War," as the late Mr. Edwin Starr used to ask rhetorically, "What is it good for?"
Fashion designers, at least, seem to think it's a great source of inspiration. Military styles dominated recent catwalks. There was the army-green bomber jacket at Alessandro Dell'Acqua, a heavily brocaded Sergeant Pepper style at Dolce & Gabbana, and Burberry did its classic trench in everything from washed leather to gold lamé. Though in truth, watches were the original signposts of military chic.

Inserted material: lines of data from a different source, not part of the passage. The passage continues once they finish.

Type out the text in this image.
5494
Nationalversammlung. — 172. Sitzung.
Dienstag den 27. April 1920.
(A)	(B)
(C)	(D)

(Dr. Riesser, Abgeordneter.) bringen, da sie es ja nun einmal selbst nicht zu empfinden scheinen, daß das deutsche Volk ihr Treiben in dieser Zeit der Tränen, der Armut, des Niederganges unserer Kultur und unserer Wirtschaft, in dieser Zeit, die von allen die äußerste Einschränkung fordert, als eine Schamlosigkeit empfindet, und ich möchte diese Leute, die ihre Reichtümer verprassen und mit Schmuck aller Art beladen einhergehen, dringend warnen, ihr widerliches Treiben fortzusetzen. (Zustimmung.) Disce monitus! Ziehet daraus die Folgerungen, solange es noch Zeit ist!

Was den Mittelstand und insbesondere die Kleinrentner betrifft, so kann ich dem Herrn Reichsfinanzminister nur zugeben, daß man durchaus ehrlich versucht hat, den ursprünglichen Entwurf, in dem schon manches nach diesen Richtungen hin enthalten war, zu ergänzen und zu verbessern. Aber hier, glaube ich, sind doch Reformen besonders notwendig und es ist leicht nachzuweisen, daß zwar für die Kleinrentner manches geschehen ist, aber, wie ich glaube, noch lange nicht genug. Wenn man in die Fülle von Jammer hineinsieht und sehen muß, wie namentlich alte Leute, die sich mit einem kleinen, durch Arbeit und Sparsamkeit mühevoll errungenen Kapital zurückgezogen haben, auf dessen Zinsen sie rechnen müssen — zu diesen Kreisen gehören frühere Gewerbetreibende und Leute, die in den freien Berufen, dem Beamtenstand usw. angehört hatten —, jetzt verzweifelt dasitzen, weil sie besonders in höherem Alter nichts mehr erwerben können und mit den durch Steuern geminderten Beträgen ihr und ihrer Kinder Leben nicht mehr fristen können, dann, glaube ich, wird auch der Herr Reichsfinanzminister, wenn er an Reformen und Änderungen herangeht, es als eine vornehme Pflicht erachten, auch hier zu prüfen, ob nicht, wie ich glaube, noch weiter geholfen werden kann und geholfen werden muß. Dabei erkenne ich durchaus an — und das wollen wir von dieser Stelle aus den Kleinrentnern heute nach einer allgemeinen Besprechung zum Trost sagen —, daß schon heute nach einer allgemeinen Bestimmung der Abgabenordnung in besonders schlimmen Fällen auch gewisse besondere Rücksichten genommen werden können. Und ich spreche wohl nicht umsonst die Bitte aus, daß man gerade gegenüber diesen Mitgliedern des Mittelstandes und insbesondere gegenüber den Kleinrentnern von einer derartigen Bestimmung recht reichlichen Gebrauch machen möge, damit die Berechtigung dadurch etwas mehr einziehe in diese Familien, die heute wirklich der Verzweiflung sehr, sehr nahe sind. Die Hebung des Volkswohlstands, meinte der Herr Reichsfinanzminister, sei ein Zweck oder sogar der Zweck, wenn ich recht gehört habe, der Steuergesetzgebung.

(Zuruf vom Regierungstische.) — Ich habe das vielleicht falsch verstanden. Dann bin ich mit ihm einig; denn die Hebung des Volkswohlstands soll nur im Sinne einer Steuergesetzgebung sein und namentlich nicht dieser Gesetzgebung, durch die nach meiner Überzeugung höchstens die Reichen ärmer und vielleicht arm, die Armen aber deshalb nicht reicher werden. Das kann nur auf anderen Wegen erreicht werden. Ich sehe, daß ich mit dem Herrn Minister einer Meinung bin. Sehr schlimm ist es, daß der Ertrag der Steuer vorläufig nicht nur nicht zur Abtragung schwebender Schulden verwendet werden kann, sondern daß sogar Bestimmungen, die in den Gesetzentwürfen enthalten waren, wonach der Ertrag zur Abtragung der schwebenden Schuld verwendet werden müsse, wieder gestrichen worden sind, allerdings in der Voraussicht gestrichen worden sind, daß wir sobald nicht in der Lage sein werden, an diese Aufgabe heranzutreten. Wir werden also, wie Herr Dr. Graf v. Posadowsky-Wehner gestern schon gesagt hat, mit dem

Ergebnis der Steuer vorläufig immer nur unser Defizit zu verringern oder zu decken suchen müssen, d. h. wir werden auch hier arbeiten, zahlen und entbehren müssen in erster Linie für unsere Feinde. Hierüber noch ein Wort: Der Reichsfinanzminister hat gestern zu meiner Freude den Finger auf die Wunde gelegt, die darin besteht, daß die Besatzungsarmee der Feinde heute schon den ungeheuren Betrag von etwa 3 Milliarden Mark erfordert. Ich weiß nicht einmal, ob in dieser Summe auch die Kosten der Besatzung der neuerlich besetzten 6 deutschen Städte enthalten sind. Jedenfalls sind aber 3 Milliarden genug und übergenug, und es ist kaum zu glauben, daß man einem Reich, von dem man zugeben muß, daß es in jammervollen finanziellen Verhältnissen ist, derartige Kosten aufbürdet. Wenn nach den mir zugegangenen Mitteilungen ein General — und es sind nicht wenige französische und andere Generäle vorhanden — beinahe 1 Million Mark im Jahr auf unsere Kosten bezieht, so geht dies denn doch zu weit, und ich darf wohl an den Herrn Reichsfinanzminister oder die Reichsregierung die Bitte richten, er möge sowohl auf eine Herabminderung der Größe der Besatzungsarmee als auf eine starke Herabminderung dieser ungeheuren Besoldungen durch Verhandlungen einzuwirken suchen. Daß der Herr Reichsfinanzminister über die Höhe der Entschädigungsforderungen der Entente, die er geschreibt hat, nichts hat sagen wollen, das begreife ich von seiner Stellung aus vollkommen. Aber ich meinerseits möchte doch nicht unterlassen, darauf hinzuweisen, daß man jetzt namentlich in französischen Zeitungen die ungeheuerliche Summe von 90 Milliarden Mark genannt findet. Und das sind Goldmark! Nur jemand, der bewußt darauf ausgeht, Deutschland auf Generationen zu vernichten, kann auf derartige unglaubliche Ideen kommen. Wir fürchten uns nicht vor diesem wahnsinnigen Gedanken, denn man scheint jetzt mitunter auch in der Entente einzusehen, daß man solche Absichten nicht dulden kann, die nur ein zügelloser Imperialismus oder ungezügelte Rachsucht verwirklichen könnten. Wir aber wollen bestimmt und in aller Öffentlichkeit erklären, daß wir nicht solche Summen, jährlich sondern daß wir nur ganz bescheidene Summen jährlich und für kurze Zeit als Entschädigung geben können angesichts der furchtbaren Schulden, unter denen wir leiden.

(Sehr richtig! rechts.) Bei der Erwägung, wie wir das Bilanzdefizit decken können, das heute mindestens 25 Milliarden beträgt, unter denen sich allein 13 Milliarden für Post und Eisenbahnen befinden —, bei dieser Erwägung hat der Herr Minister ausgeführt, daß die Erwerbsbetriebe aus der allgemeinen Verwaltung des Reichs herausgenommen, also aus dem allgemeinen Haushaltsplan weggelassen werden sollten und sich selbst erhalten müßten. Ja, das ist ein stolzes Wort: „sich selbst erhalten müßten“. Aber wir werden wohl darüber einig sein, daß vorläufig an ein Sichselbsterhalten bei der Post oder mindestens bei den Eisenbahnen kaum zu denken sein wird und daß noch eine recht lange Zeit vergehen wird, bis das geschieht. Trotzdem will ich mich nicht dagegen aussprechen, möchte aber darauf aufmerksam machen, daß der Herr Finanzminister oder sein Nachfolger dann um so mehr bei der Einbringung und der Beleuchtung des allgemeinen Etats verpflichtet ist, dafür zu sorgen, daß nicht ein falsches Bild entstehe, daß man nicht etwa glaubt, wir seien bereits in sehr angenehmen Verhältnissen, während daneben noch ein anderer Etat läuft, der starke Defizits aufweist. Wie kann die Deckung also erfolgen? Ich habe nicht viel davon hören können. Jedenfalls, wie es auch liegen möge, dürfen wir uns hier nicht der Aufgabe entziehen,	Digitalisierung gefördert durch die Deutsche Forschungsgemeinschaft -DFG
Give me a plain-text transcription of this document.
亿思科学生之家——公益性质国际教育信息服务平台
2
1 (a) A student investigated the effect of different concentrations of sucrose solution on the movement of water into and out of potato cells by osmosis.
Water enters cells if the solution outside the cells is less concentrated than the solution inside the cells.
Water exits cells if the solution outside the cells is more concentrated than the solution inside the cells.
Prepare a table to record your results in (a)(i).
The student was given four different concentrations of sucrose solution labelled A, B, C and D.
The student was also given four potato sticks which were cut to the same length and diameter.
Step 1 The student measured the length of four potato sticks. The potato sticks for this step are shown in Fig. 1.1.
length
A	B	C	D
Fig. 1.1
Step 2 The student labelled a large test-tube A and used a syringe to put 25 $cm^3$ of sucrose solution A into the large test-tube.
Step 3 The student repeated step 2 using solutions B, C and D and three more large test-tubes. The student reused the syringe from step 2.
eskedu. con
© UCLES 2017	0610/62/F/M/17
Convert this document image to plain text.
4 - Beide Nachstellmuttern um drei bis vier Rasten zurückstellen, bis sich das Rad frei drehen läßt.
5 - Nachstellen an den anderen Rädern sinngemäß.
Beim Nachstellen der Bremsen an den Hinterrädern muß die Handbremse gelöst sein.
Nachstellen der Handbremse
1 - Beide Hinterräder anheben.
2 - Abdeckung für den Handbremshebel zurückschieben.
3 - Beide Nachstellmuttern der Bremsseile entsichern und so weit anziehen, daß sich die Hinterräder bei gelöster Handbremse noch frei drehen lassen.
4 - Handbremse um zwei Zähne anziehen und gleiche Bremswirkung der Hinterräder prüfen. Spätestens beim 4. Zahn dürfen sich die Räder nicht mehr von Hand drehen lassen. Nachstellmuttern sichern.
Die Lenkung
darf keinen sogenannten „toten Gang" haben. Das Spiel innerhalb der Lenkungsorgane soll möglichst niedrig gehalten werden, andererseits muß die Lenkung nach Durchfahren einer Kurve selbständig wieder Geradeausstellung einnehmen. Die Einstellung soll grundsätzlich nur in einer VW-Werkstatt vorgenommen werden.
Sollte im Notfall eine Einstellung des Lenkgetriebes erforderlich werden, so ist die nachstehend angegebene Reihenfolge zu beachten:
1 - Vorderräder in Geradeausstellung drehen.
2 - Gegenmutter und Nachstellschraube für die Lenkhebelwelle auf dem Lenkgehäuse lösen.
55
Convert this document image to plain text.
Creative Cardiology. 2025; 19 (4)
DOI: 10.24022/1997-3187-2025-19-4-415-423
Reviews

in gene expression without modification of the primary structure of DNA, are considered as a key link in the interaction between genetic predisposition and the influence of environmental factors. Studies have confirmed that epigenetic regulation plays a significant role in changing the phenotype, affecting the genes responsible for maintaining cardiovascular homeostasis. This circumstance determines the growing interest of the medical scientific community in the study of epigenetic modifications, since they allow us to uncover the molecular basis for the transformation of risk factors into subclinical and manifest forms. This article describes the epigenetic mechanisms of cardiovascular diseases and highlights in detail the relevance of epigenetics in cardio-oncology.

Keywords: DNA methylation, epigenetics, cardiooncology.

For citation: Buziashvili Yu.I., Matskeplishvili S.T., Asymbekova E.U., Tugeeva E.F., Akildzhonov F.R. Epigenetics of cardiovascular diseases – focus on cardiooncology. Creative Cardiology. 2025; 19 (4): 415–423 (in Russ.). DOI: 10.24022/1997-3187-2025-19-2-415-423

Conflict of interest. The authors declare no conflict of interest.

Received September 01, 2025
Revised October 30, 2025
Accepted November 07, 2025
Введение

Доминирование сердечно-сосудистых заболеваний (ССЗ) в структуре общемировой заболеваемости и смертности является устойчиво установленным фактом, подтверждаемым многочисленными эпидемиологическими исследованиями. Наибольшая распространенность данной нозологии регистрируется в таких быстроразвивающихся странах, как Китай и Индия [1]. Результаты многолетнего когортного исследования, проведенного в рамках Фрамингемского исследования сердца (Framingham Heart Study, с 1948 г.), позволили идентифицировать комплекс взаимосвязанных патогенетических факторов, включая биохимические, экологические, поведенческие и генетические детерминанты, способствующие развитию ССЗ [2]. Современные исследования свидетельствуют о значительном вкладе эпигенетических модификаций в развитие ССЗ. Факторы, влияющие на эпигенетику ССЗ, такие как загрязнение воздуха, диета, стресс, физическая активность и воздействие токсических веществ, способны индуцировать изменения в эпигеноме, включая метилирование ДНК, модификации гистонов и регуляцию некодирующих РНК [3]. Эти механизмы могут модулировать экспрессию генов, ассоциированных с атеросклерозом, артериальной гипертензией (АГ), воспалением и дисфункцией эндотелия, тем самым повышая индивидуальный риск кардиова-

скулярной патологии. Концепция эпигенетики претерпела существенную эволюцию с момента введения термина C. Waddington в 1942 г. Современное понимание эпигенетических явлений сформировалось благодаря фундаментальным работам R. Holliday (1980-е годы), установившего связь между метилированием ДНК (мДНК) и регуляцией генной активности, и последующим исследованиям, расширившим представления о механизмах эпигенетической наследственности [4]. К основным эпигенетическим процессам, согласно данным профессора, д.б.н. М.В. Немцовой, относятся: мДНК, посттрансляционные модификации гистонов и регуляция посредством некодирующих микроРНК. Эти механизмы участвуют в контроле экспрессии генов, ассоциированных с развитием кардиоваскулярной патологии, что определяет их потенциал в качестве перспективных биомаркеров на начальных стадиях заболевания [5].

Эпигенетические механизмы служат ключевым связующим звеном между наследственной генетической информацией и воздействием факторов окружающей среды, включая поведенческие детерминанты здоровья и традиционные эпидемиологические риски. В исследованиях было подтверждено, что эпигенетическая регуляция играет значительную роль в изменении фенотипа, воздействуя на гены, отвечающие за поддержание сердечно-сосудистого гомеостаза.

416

World War I was the impetus for perhaps the most significant timepiece trend of the 20th century: the wristwatch. What with the mortars, artillery shells, and poison gas, you had little time to fumble in the pocket of your uniform to check the hour. But while it was only during WWI that the wristwatch became the military and civilian standard, records show that Girard-Perregaux was making them, complete with a protective grill around the dial, for Kai-ser Wilhelm of Germany and his navy as early as 1880. General John Pershing of the U.S. armed forces was one of the first men to wear the now classic Cartier Tank, which was inspired by Renault's sketches for a combat vehicle that made its debut in a 1916 battle.
Although Cartier's Tank—probably the best-known military-inspired watch—is a fairly delicate affair, the rough-and-tumble nature of warfare necessitates a more robust mechanism. In 1936 the Italian firm Panerai created its coveted Radiomir overscale divers' watches for the navy during Italy's war with Ethiopia. World War II sparked the introduction of Breitling and IWC watches with extralarge faces for military pilots. Breguet made the substantial Type XX (now called the Type XXI) at the request of the French air force, and Blancpain's Fifty Fathoms was borne out of the specific needs of the French version of the Navy SEALs (nageurs de combat, to be exact).
Indeed traces of military DNA can be found in most watch brands. Patek Philippe's Calatrava line, for example, includes one of the most discreet and genteel timepieces you will ever see fastened around a gentleman's wrist. The hinged back, called an officer's case, can be opened so that you can admire the movement, and it recalls the protective covers with which those in the trenches shielded their precious timepieces. For the urban warrior the feature is, one would hope, purely decorative.